Gravy Boats

Wednesday, 20 October 2010 | Tags: , , ,

Gravy boats are one of those must-have table accessories for big family dinners, roast turkey, and special occasions. But they're not all made alike. We put some to the test to find out which are easiest to use, and keep the gravy flowing.

The Basics

  • Gravy boats range from the simple to lavish in style. They can be made in a wide variety of materials to coordinate with an assortment of service sets.

  • Most gravy boats are made from clay or china and shaped like a long, deep dish with a handle at one end and a spout at the other.

  • Many have an accompanying saucer or bottom plate to collect liquid that drips from the pouring spout. Some versions are solid cast instead of being in two parts.

  • Other gravy boats are designed with two handles and are meant to hold a gravy spoon or ladle, while still others are shaped like small upright jugs from which the gravy can be poured.

  • Make sure you think about your gravy needs. If you have a large family, a small gravy boat will need to be refilled frequently. Buy a boat that will accommodate your party size, or better yet, buy two if you often are feeding a large group of people. One for each end of the table! 

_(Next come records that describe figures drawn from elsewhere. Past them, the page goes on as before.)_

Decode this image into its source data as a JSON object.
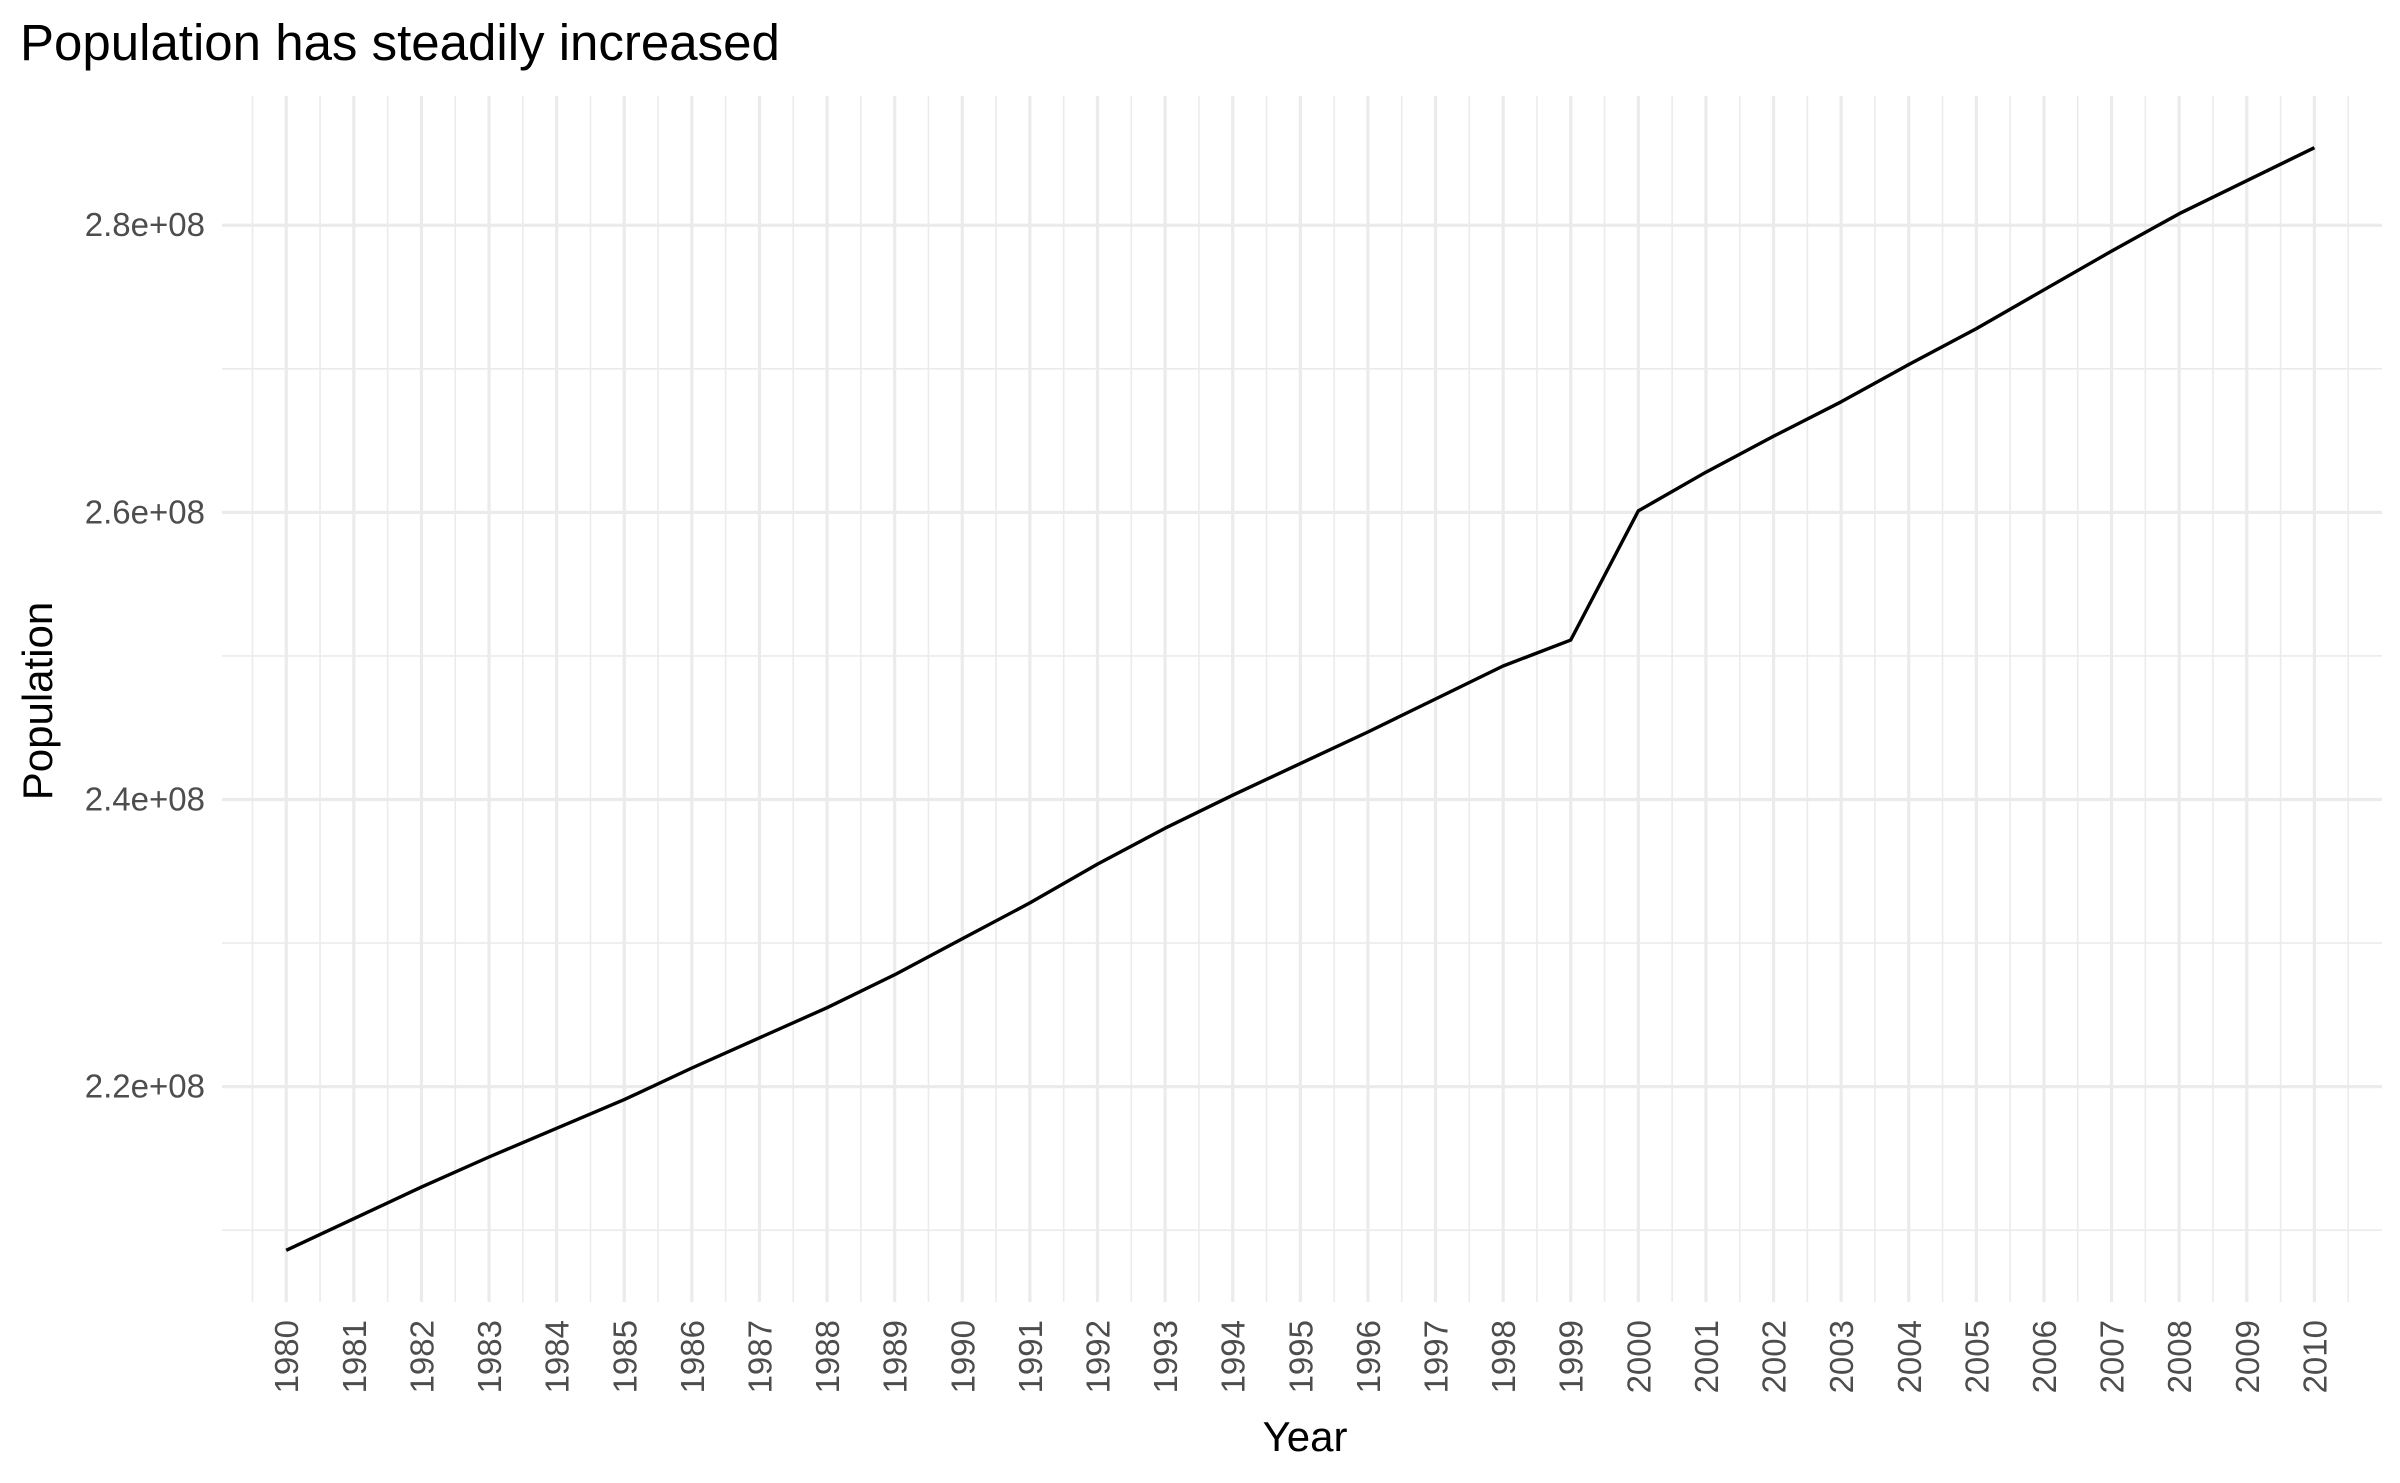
{
  "chart_data": {
    "type": "line",
    "title": "Population has steadily increased",
    "xlabel": "Year",
    "ylabel": "Population",
    "xlim": [
      1979.05,
      2011.0
    ],
    "ylim": [
      205000000,
      289000000
    ],
    "x_ticks": [
      "1980",
      "1981",
      "1982",
      "1983",
      "1984",
      "1985",
      "1986",
      "1987",
      "1988",
      "1989",
      "1990",
      "1991",
      "1992",
      "1993",
      "1994",
      "1995",
      "1996",
      "1997",
      "1998",
      "1999",
      "2000",
      "2001",
      "2002",
      "2003",
      "2004",
      "2005",
      "2006",
      "2007",
      "2008",
      "2009",
      "2010"
    ],
    "y_ticks": [
      {
        "value": 220000000,
        "label": "2.2e+08"
      },
      {
        "value": 240000000,
        "label": "2.4e+08"
      },
      {
        "value": 260000000,
        "label": "2.6e+08"
      },
      {
        "value": 280000000,
        "label": "2.8e+08"
      }
    ],
    "y_minor_ticks": [
      210000000,
      230000000,
      250000000,
      270000000
    ],
    "grid": true,
    "legend": "none",
    "line_color": "#000000",
    "grid_color": "#ebebeb",
    "series": [
      {
        "x": [
          1980,
          1981,
          1982,
          1983,
          1984,
          1985,
          1986,
          1987,
          1988,
          1989,
          1990,
          1991,
          1992,
          1993,
          1994,
          1995,
          1996,
          1997,
          1998,
          1999,
          2000,
          2001,
          2002,
          2003,
          2004,
          2005,
          2006,
          2007,
          2008,
          2009,
          2010
        ],
        "values": [
          208600000,
          210800000,
          213000000,
          215100000,
          217100000,
          219100000,
          221300000,
          223400000,
          225500000,
          227800000,
          230300000,
          232800000,
          235500000,
          238000000,
          240300000,
          242500000,
          244700000,
          247000000,
          249300000,
          251100000,
          260100000,
          262800000,
          265300000,
          267700000,
          270300000,
          272800000,
          275500000,
          278200000,
          280800000,
          283100000,
          285400000
        ]
      }
    ]
  }
}
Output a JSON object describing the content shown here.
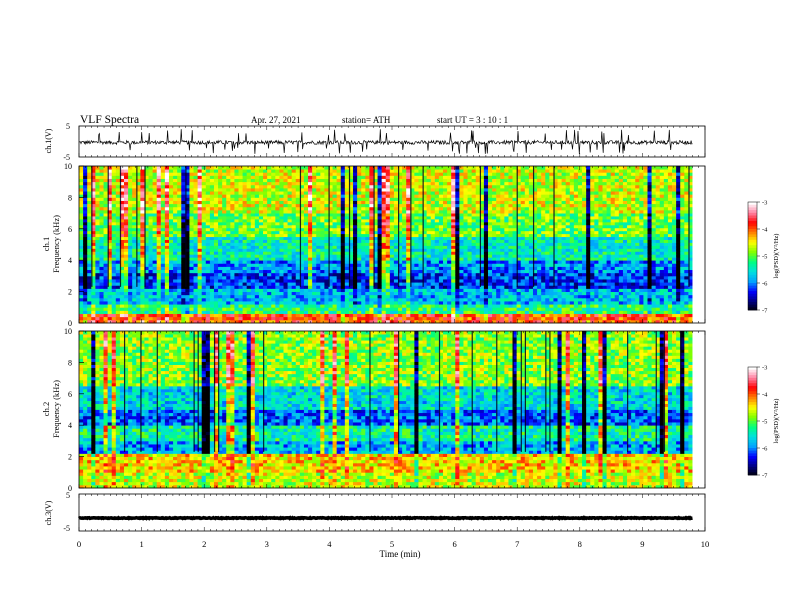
{
  "header": {
    "title": "VLF  Spectra",
    "date": "Apr. 27, 2021",
    "station": "station= ATH",
    "start": "start  UT  =    3  : 10 : 1"
  },
  "colors": {
    "spectrum_scale": [
      "#000000",
      "#000080",
      "#0000ff",
      "#00a0ff",
      "#00e0e0",
      "#00ff80",
      "#80ff00",
      "#ffff00",
      "#ff8000",
      "#ff0000",
      "#ff80a0",
      "#ffffff"
    ],
    "waveform_line": "#000000"
  },
  "chart_data": [
    {
      "type": "line",
      "name": "ch1-waveform",
      "ylabel": "ch.1(V)",
      "ylim": [
        -5,
        5
      ],
      "yticks": [
        "5",
        "-5"
      ],
      "xlim": [
        0,
        10
      ],
      "baseline": -0.3,
      "noise_amplitude": 0.6,
      "spikes_to": 4
    },
    {
      "type": "heatmap",
      "name": "ch1-spectrogram",
      "ylabel": "Frequency  (kHz)",
      "channel_label": "ch.1",
      "ylim": [
        0,
        10
      ],
      "yticks": [
        "0",
        "2",
        "4",
        "6",
        "8",
        "10"
      ],
      "xlim": [
        0,
        10
      ],
      "data_end_min": 9.8,
      "bands": [
        {
          "from": 0,
          "to": 0.6,
          "level": 0.78
        },
        {
          "from": 0.6,
          "to": 1.2,
          "level": 0.46
        },
        {
          "from": 1.2,
          "to": 2.2,
          "level": 0.32
        },
        {
          "from": 2.2,
          "to": 3.2,
          "level": 0.2
        },
        {
          "from": 3.2,
          "to": 4.0,
          "level": 0.28
        },
        {
          "from": 4.0,
          "to": 5.5,
          "level": 0.4
        },
        {
          "from": 5.5,
          "to": 7.0,
          "level": 0.52
        },
        {
          "from": 7.0,
          "to": 10.0,
          "level": 0.6
        }
      ],
      "colorbar": {
        "label": "log(PSD)(V²/Hz)",
        "range": [
          -7,
          -3
        ],
        "ticks": [
          "-3",
          "-4",
          "-5",
          "-6",
          "-7"
        ]
      }
    },
    {
      "type": "heatmap",
      "name": "ch2-spectrogram",
      "ylabel": "Frequency  (kHz)",
      "channel_label": "ch.2",
      "ylim": [
        0,
        10
      ],
      "yticks": [
        "0",
        "2",
        "4",
        "6",
        "8",
        "10"
      ],
      "xlim": [
        0,
        10
      ],
      "data_end_min": 9.8,
      "bands": [
        {
          "from": 0,
          "to": 1.0,
          "level": 0.6
        },
        {
          "from": 1.0,
          "to": 2.2,
          "level": 0.66
        },
        {
          "from": 2.2,
          "to": 3.0,
          "level": 0.3
        },
        {
          "from": 3.0,
          "to": 4.0,
          "level": 0.42
        },
        {
          "from": 4.0,
          "to": 5.0,
          "level": 0.24
        },
        {
          "from": 5.0,
          "to": 6.5,
          "level": 0.36
        },
        {
          "from": 6.5,
          "to": 10.0,
          "level": 0.55
        }
      ],
      "colorbar": {
        "label": "log(PSD)(V²/Hz)",
        "range": [
          -7,
          -3
        ],
        "ticks": [
          "-3",
          "-4",
          "-5",
          "-6",
          "-7"
        ]
      }
    },
    {
      "type": "line",
      "name": "ch3-waveform",
      "ylabel": "ch.3(V)",
      "ylim": [
        -5,
        5
      ],
      "yticks": [
        "5",
        "-5"
      ],
      "xlim": [
        0,
        10
      ],
      "baseline": -1.5,
      "noise_amplitude": 0.1
    }
  ],
  "xaxis": {
    "label": "Time  (min)",
    "ticks": [
      "0",
      "1",
      "2",
      "3",
      "4",
      "5",
      "6",
      "7",
      "8",
      "9",
      "10"
    ]
  }
}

  • Gravy boats aren’t just for gravy! They can be used to dispense other sauces, both warm and cool, for example herb and cream sauces for pasta, hollondaise sauce, anything else you can think of.

What to look for:

  • Decide on a material and style you prefer:
    • Stainless steel, ceramic, glass, or acrylic

    • One or two handles

    • Attached saucer, detached saucer, or no saucer

    • Ladle or no ladle

  • Some styles are designed to retain heat better than others, including those with insulated walls, carafe-style, double-walled, candle-warmed, and even electric varieties.

  • Pick it up and imagine it full of gravy. Will it be comfortable to hold, pour, and pass around the table?


You can find just about anything these days, so when we came across some of these new-fangled gravy boats, we decided to put them to the test to see if they are worth it. We tested:

  • Paderno (traditional, stainless steel): $16.99
. . The Shopping Channel
  • Trudeau (traditional, porcelain with saucer): $19.99
. . Trudeau
  • Norpro (boat with stand and warming candle): $24.99
. . Norpro Amazon.com
  • Deni (electric boat with warming plate): $35
. . Amazon.ca Amazon.com

(Note: prices listed above are approximate and in Canadian dollars)


Temperature Test

We let our boats sit on the table and measured their heat loss over 15 minutes.

  • The temperature of the Deni electric boat was falling. We also weren’t fans of having an electric cord running across the table for people to trip over.

  • The Norpro boat with the candle warmer was actually bubbling our gravy!

  • The Trudeau and Paderno lost heat, as was to be expected with our traditional boats that had no heat source.

Pour Test

  • All of the gravy boats poured adequately, but the Paderno, which had the smallest spout, was the most precise. It was also the smallest of our test boats, so if you have a big family, you might need more than one!


We liked the looks of the Trudeau porcelain gravy boat with the saucer for its simple design and clean style, but for a long dinner, the Norpro boat with the candle warmer is the way to go.